The seat became vacant following the death of Mr. Oladejo Makinde, who died on December 27, 2015.
Makinde, who was also known as Igwe, was the minority leader of the Osun State House of Assembly and won an election into the House on the platform of the Peoples Democratic Party.
Ayilara, who was deployed from Niger State to oversee the by-election holding in just one local government area of Ile-Ife, said the commission had held a meeting with security agencies, adding that he had been assured by security agencies that no form of violence would be allowed during the election.
He said, “We have met with all the security agencies in the state and they have assured the commission of the safety of electoral officials, voters and electoral materials.
“Corps members and other electoral officials will be protected. We don’t want any of our youths to die and we also don’t want anybody, who will be involved in the conduct of the election, to die.”

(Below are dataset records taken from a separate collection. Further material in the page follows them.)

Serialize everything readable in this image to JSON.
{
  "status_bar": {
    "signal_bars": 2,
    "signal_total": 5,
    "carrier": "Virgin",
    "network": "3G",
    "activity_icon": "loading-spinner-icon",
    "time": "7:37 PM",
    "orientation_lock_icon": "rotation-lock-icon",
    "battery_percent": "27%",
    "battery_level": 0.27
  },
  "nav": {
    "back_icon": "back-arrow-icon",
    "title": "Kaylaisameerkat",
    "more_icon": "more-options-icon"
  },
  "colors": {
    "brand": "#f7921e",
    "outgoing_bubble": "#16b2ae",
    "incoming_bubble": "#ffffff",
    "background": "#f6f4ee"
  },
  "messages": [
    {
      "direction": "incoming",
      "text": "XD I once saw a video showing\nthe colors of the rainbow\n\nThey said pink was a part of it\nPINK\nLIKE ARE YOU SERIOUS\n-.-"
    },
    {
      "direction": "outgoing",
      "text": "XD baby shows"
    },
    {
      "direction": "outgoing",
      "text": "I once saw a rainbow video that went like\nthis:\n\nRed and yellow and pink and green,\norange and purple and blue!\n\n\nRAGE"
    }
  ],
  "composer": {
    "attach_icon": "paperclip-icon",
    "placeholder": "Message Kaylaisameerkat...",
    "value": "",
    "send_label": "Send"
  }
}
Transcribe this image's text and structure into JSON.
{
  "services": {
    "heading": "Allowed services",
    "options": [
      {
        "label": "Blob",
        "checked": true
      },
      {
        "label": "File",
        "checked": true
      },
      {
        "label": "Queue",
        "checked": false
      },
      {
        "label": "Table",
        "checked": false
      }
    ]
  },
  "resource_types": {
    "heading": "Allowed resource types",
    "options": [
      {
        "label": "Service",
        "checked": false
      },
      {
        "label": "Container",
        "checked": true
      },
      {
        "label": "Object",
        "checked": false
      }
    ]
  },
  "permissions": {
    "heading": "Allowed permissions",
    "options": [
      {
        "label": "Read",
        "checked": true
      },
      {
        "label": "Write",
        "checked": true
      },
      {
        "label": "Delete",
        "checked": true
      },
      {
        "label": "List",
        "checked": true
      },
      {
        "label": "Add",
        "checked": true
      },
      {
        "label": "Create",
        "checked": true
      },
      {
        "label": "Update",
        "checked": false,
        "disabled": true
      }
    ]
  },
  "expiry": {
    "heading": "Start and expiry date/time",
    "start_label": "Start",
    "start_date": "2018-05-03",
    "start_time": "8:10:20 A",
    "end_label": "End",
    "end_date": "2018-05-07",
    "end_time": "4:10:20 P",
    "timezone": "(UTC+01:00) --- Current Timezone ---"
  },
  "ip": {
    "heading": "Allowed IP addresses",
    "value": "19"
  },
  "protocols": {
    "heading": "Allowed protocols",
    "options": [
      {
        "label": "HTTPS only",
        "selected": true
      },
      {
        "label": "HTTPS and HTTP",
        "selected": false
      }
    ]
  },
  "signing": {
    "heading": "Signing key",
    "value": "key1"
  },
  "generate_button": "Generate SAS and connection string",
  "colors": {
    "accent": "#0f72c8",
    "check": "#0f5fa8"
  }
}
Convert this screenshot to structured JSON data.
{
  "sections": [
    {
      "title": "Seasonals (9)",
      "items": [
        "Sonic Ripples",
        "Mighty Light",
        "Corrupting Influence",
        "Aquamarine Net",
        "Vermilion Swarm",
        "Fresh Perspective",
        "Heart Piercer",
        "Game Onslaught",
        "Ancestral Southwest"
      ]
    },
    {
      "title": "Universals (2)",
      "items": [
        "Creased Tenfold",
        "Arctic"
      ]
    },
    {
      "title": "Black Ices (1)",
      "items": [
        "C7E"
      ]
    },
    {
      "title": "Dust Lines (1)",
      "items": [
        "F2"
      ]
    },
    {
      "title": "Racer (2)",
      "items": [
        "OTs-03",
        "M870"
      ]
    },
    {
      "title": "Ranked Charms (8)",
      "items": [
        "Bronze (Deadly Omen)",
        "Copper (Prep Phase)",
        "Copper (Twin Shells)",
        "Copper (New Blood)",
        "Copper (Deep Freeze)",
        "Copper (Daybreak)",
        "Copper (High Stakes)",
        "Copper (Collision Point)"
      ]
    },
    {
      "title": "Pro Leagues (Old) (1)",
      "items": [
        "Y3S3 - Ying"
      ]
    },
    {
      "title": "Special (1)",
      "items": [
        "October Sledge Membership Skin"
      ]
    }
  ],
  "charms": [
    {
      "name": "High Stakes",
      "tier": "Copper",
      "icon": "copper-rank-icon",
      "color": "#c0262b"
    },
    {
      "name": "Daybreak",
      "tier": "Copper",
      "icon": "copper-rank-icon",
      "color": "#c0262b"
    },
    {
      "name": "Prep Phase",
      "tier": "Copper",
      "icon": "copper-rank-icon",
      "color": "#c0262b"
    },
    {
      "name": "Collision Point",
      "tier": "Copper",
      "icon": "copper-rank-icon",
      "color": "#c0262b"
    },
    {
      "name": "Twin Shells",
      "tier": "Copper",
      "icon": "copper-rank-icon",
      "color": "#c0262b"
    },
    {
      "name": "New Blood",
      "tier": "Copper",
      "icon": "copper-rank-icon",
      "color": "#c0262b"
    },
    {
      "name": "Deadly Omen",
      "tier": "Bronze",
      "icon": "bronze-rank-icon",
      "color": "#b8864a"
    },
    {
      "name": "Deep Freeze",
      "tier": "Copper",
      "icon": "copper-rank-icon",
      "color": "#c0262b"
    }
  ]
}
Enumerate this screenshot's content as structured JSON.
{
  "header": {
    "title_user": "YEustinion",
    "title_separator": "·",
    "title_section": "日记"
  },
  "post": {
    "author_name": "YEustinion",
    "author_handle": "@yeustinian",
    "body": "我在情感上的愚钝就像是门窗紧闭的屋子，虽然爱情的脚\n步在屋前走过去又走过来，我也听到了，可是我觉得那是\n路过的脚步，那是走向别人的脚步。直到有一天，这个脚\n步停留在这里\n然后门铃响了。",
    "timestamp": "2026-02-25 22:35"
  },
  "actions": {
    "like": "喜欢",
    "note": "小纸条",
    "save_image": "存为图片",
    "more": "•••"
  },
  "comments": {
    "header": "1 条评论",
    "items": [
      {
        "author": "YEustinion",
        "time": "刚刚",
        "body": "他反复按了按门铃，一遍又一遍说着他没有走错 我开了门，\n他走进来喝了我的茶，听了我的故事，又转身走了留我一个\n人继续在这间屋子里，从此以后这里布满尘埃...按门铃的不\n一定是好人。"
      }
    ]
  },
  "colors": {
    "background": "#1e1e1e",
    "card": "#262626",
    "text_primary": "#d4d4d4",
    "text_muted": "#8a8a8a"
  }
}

The REC reiterated that the election would hold in just one local government council even as he said the commission ought not to redeploy him for the election but that it did so because of the historical and political importance of the poll.
Ayilara said that card reader machines would be used for accreditation, adding that accreditation and voting would be done simultaneously.
The REC, who said materials had been inspected, explained that the materials would be moved to the Ife-Central state constituency on Friday.
The representative of the PDP, Mr. Sunday Ademola, while speaking with journalists, expressed satisfaction with the arrangements put in place by the commission.
But the representative of the All Progressives Congress, Mr. Rasaki Adeosun, expressed reservations with the delay in the movement of the election materials.
He said although his party believed that INEC would be fair to all parties but maintained that the materials ought to have been moved immediately after the inspection.
Adeosun said, “It is unconventional that we inspect materials today, leave them at the state secretariat of INEC and then wait till tomorrow for the materials to be moved to the field.
“We have not done this before; the normal practice is to examine the materials and get them loaded into local government vehicles for movement. When something like this happens, one will be suspicious but we still want to believe that INEC will conduct a credible election.”